MTD Managing Director Karl Gnadt said ever since the health system chose the location, the transit agency has heard from community members who want bus service to reach the building.
“There was quite a community uproar that they built it outside of the district … there were significant numbers of people complaining about not being able to access that that facility,” he said. “
Annexation allows the transit agency to expand its service service by bringing other properties onto its property tax rolls.
Multiple homeowners voiced opposition to the change during a public hearing earlier in March. Gnadt said they did not want bus service in their neighborhood.

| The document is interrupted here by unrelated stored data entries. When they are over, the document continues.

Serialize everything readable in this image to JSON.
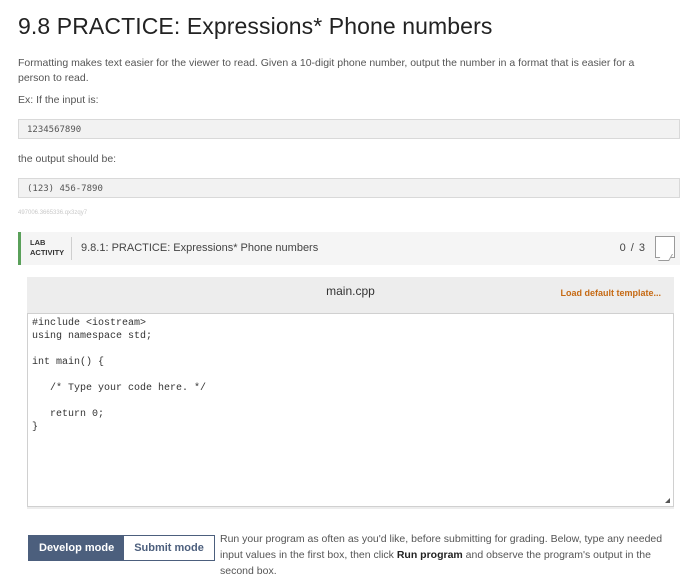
{
  "page": {
    "title": "9.8 PRACTICE: Expressions* Phone numbers",
    "intro": "Formatting makes text easier for the viewer to read. Given a 10-digit phone number, output the number in a format that is easier for a person to read.",
    "example_label": "Ex: If the input is:",
    "example_input": "1234567890",
    "output_label": "the output should be:",
    "example_output": "(123) 456-7890",
    "tiny_id": "497006.3665336.qx3zqy7"
  },
  "lab": {
    "tag_line1": "LAB",
    "tag_line2": "ACTIVITY",
    "title": "9.8.1: PRACTICE: Expressions* Phone numbers",
    "score": "0 / 3"
  },
  "editor": {
    "file_name": "main.cpp",
    "load_template_label": "Load default template...",
    "code": "#include <iostream>\nusing namespace std;\n\nint main() {\n\n   /* Type your code here. */\n\n   return 0;\n}"
  },
  "modes": {
    "develop_label": "Develop mode",
    "submit_label": "Submit mode",
    "instructions_part1": "Run your program as often as you'd like, before submitting for grading. Below, type any needed input values in the first box, then click ",
    "instructions_bold": "Run program",
    "instructions_part2": " and observe the program's output in the second box."
  },
  "colors": {
    "accent_green": "#5aa05a",
    "mode_active_bg": "#4c5f7d",
    "link_orange": "#c66a14"
  }
}
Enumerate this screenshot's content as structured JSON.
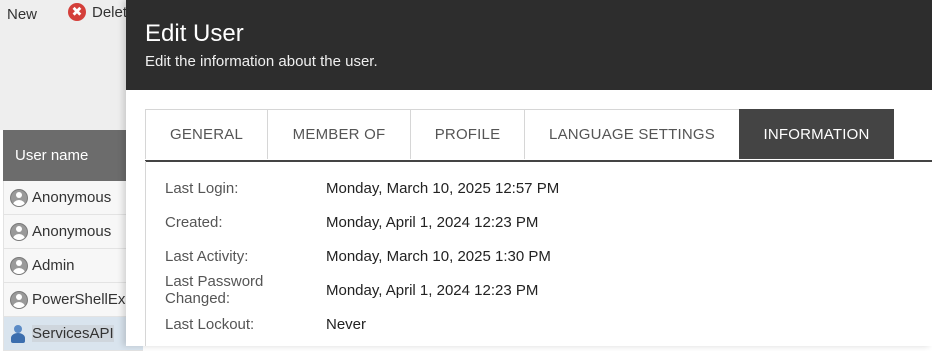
{
  "toolbar": {
    "new_label": "New",
    "delete_label": "Delet"
  },
  "grid": {
    "header": "User name",
    "rows": [
      {
        "name": "Anonymous",
        "icon": "user-avatar-icon"
      },
      {
        "name": "Anonymous",
        "icon": "user-avatar-icon"
      },
      {
        "name": "Admin",
        "icon": "user-avatar-icon"
      },
      {
        "name": "PowerShellEx",
        "icon": "user-avatar-icon"
      },
      {
        "name": "ServicesAPI",
        "icon": "service-user-icon",
        "selected": true
      }
    ]
  },
  "modal": {
    "title": "Edit User",
    "subtitle": "Edit the information about the user.",
    "tabs": [
      {
        "label": "GENERAL"
      },
      {
        "label": "MEMBER OF"
      },
      {
        "label": "PROFILE"
      },
      {
        "label": "LANGUAGE SETTINGS"
      },
      {
        "label": "INFORMATION",
        "active": true
      }
    ],
    "info": [
      {
        "label": "Last Login:",
        "value": "Monday, March 10, 2025 12:57 PM"
      },
      {
        "label": "Created:",
        "value": "Monday, April 1, 2024 12:23 PM"
      },
      {
        "label": "Last Activity:",
        "value": "Monday, March 10, 2025 1:30 PM"
      },
      {
        "label": "Last Password Changed:",
        "value": "Monday, April 1, 2024 12:23 PM"
      },
      {
        "label": "Last Lockout:",
        "value": "Never"
      }
    ]
  },
  "colors": {
    "header_bg": "#2d2d2d",
    "active_tab_bg": "#444444",
    "grid_header_bg": "#6c6c6c",
    "delete_icon": "#d43f3a"
  }
}
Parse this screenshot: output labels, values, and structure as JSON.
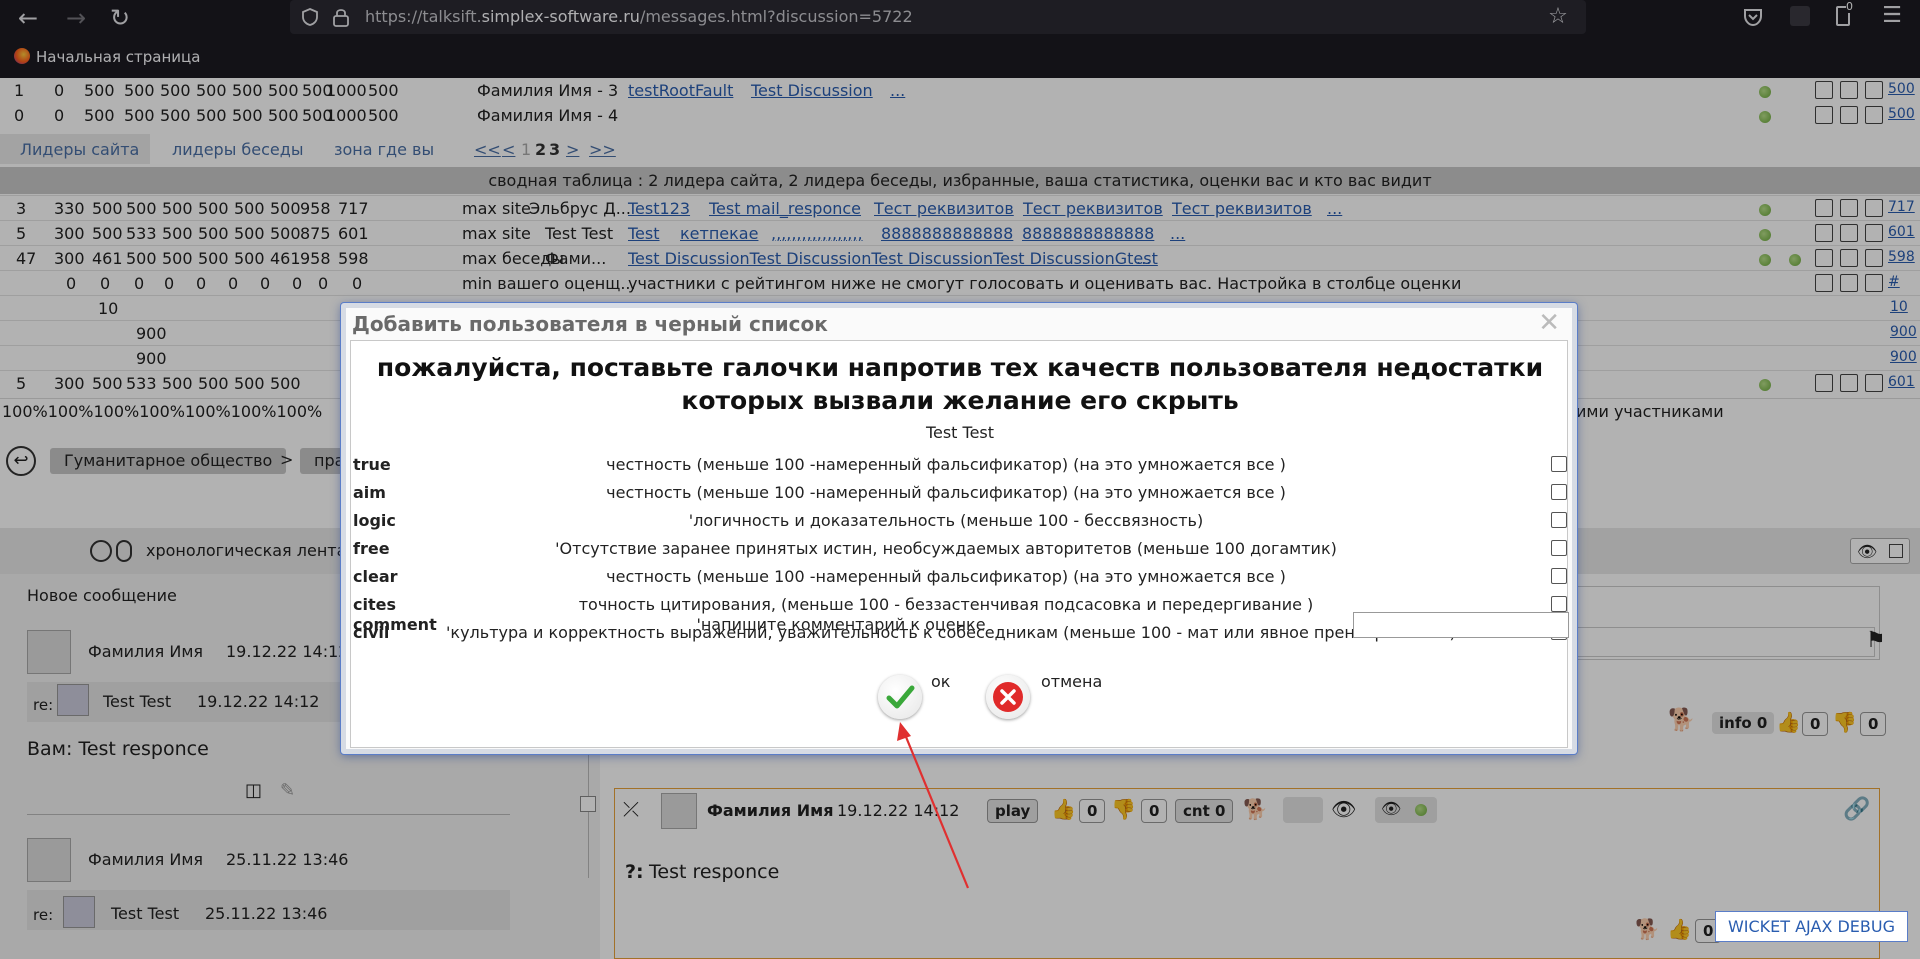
{
  "browser": {
    "url_prefix": "https://talksift.",
    "url_domain": "simplex-software.ru",
    "url_path": "/messages.html?discussion=5722",
    "bookmark": "Начальная страница",
    "downloads_badge": "0"
  },
  "table_top": [
    {
      "nums": [
        "1",
        "0",
        "500",
        "500",
        "500",
        "500",
        "500",
        "500",
        "500",
        "1000",
        "500"
      ],
      "name": "Фамилия Имя - 3",
      "links": [
        "testRootFault",
        "Test Discussion",
        "..."
      ],
      "score": "500"
    },
    {
      "nums": [
        "0",
        "0",
        "500",
        "500",
        "500",
        "500",
        "500",
        "500",
        "500",
        "1000",
        "500"
      ],
      "name": "Фамилия Имя - 4",
      "links": [],
      "score": "500"
    }
  ],
  "tabs": {
    "site_leaders": "Лидеры сайта",
    "chat_leaders": "лидеры беседы",
    "zone": "зона где вы"
  },
  "pager": {
    "first": "<<",
    "prev": "<",
    "p1": "1",
    "p2": "2",
    "p3": "3",
    "next": ">",
    "last": ">>"
  },
  "summary_caption": "сводная таблица : 2 лидера сайта, 2 лидера беседы, избранные, ваша статистика, оценки вас и кто вас видит",
  "table_rows": [
    {
      "nums": [
        "3",
        "330",
        "500",
        "500",
        "500",
        "500",
        "500",
        "500",
        "958",
        "717"
      ],
      "label": "max site",
      "name": "Эльбрус Д...",
      "links": [
        "Test123",
        "Test mail_responce",
        "Тест реквизитов",
        "Тест реквизитов",
        "Тест реквизитов",
        "..."
      ],
      "score": "717"
    },
    {
      "nums": [
        "5",
        "300",
        "500",
        "533",
        "500",
        "500",
        "500",
        "500",
        "875",
        "601"
      ],
      "label": "max site",
      "name": "Test Test",
      "links": [
        "Test",
        "кетпекае",
        ",,,,,,,,,,,,,,,,,,",
        "8888888888888",
        "8888888888888",
        "..."
      ],
      "score": "601"
    },
    {
      "nums": [
        "47",
        "300",
        "461",
        "500",
        "500",
        "500",
        "500",
        "461",
        "958",
        "598"
      ],
      "label": "max беседы",
      "name": "Фами...",
      "links": [
        "Test DiscussionTest DiscussionTest DiscussionTest DiscussionGtest",
        "..."
      ],
      "score": "598"
    },
    {
      "nums": [
        "0",
        "0",
        "0",
        "0",
        "0",
        "0",
        "0",
        "0",
        "0",
        "0"
      ],
      "label": "min вашего оценщ...",
      "text": "участники с рейтингом ниже не смогут голосовать и оценивать вас. Настройка в столбце оценки",
      "score": "#"
    }
  ],
  "extra_rows": [
    {
      "value": "10",
      "score": "10"
    },
    {
      "value": "900",
      "score": "900"
    },
    {
      "value": "900",
      "score": "900"
    }
  ],
  "last_row": {
    "nums": [
      "5",
      "300",
      "500",
      "533",
      "500",
      "500",
      "500",
      "500"
    ],
    "score": "601"
  },
  "percent_row": [
    "100%",
    "100%",
    "100%",
    "100%",
    "100%",
    "100%",
    "100%"
  ],
  "percent_tail": "ими участниками",
  "breadcrumb": {
    "first": "Гуманитарное общество",
    "sep": ">",
    "second": "пра"
  },
  "timeline_label": "хронологическая лента т",
  "sidebar": {
    "new_message": "Новое сообщение",
    "msg1": {
      "author": "Фамилия Имя",
      "date": "19.12.22 14:12"
    },
    "reply1": {
      "re": "re:",
      "author": "Test Test",
      "date": "19.12.22 14:12"
    },
    "text1": "Вам: Test responce",
    "msg2": {
      "author": "Фамилия Имя",
      "date": "25.11.22 13:46"
    },
    "reply2": {
      "re": "re:",
      "author": "Test Test",
      "date": "25.11.22 13:46"
    }
  },
  "right_panel": {
    "info": "info 0",
    "like": "0",
    "dislike": "0"
  },
  "post": {
    "author": "Фамилия Имя",
    "date": "19.12.22 14:12",
    "play": "play",
    "likes": "0",
    "dislikes": "0",
    "cnt": "cnt 0",
    "q_label": "?:",
    "text": "Test responce",
    "bottom_count": "0"
  },
  "dialog": {
    "title": "Добавить пользователя в черный список",
    "heading": "пожалуйста, поставьте галочки напротив тех качеств пользователя недостатки которых вызвали желание его скрыть",
    "user": "Test Test",
    "qualities": [
      {
        "key": "true",
        "desc": "честность (меньше 100 -намеренный фальсификатор) (на это умножается все )"
      },
      {
        "key": "aim",
        "desc": "честность (меньше 100 -намеренный фальсификатор) (на это умножается все )"
      },
      {
        "key": "logic",
        "desc": "'логичность и доказательность (меньше 100 - бессвязность)"
      },
      {
        "key": "free",
        "desc": "'Отсутствие заранее принятых истин, необсуждаемых авторитетов (меньше 100 догамтик)"
      },
      {
        "key": "clear",
        "desc": "честность (меньше 100 -намеренный фальсификатор) (на это умножается все )"
      },
      {
        "key": "cites",
        "desc": "точность цитирования, (меньше 100 - беззастенчивая подсасовка и передергивание )"
      },
      {
        "key": "civil",
        "desc": "'культура и корректность выражений, уважительность к собеседникам (меньше 100 - мат или явное пренебрежение)"
      }
    ],
    "comment_key": "comment",
    "comment_desc": "'напишите комментарий к оценке",
    "comment_value": "",
    "ok": "ок",
    "cancel": "отмена"
  },
  "wicket": "WICKET AJAX DEBUG"
}
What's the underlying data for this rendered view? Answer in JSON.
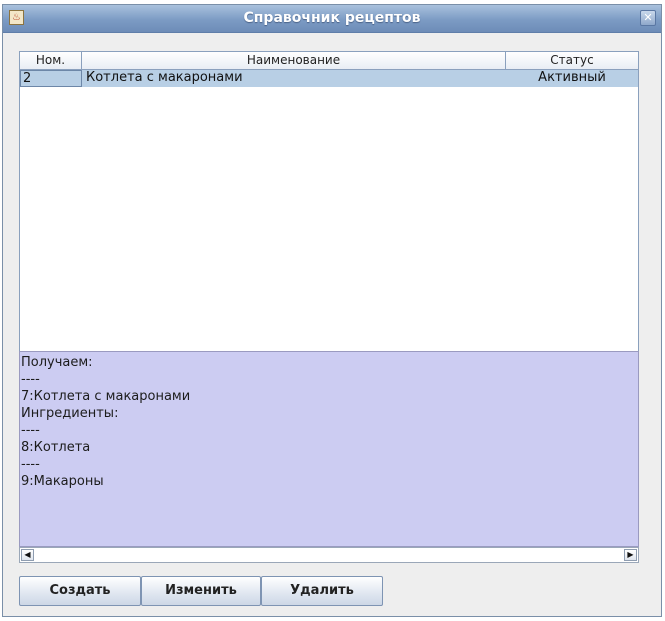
{
  "window": {
    "title": "Справочник рецептов",
    "app_icon_glyph": "♨",
    "close_glyph": "✕"
  },
  "table": {
    "columns": [
      "Ном.",
      "Наименование",
      "Статус"
    ],
    "rows": [
      {
        "num": "2",
        "name": "Котлета с макаронами",
        "status": "Активный",
        "selected": true
      }
    ]
  },
  "details": {
    "lines": [
      "Получаем:",
      "----",
      "7:Котлета с макаронами",
      "Ингредиенты:",
      "----",
      "8:Котлета",
      "----",
      "9:Макароны"
    ]
  },
  "scrollbar": {
    "left_glyph": "◀",
    "right_glyph": "▶"
  },
  "buttons": {
    "create": "Создать",
    "edit": "Изменить",
    "delete": "Удалить"
  },
  "colors": {
    "title_bar": "#7c9bc4",
    "selected_row": "#b8cfe5",
    "details_background": "#ccccf2"
  }
}
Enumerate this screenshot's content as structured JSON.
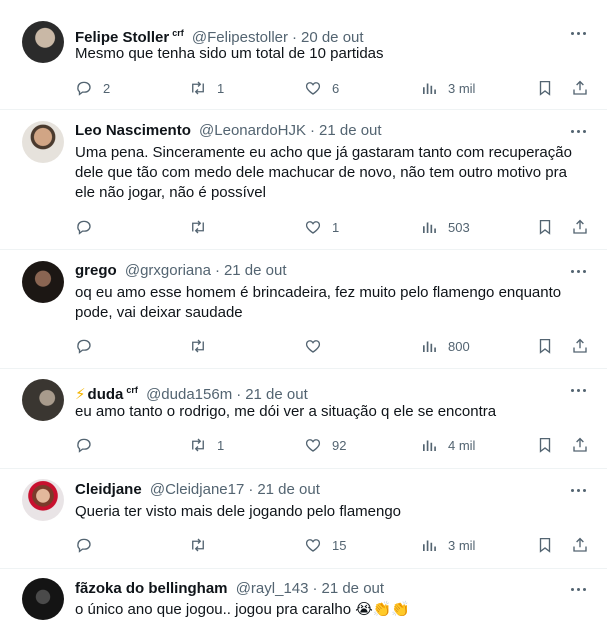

Jan Carter Niccum, a former Village of Savoy trustee, cited that opposition on Wednesday and urged the board to delay or reconsider the annexation measure. He said the MTD could find ways to bring buses to the Carle facility without annexing additional property.
“I’m not a person that opposes transit, but I don’t like to see the annexation of properties whenever it might not be necessary,” Niccum said.
Gnadt said the annexation does not lock in any specific fixed bus routes to the area. He added the MTD is considering multiple route configurations that could access the health facility and limit service in the neighborhood.
MTD Board Member Phil Fiscella said he recognized the opposition from some residents. But he said transit service is critical to many community members.
“The reason people pick Champaign-Urbana instead of some place like Houston, where you have to drive everywhere, is a lot of these really brilliant people are coming from major cities all over the world, and even many of our students that are in their 20s have never had a driver’s license.
“Many of our professors that are coming in now and doctors at the hospital, in these clinics, they don’t drive,” Fiscella said. “Transit is really as far as these major economic engines, the people that are crucial to them rely on transit.”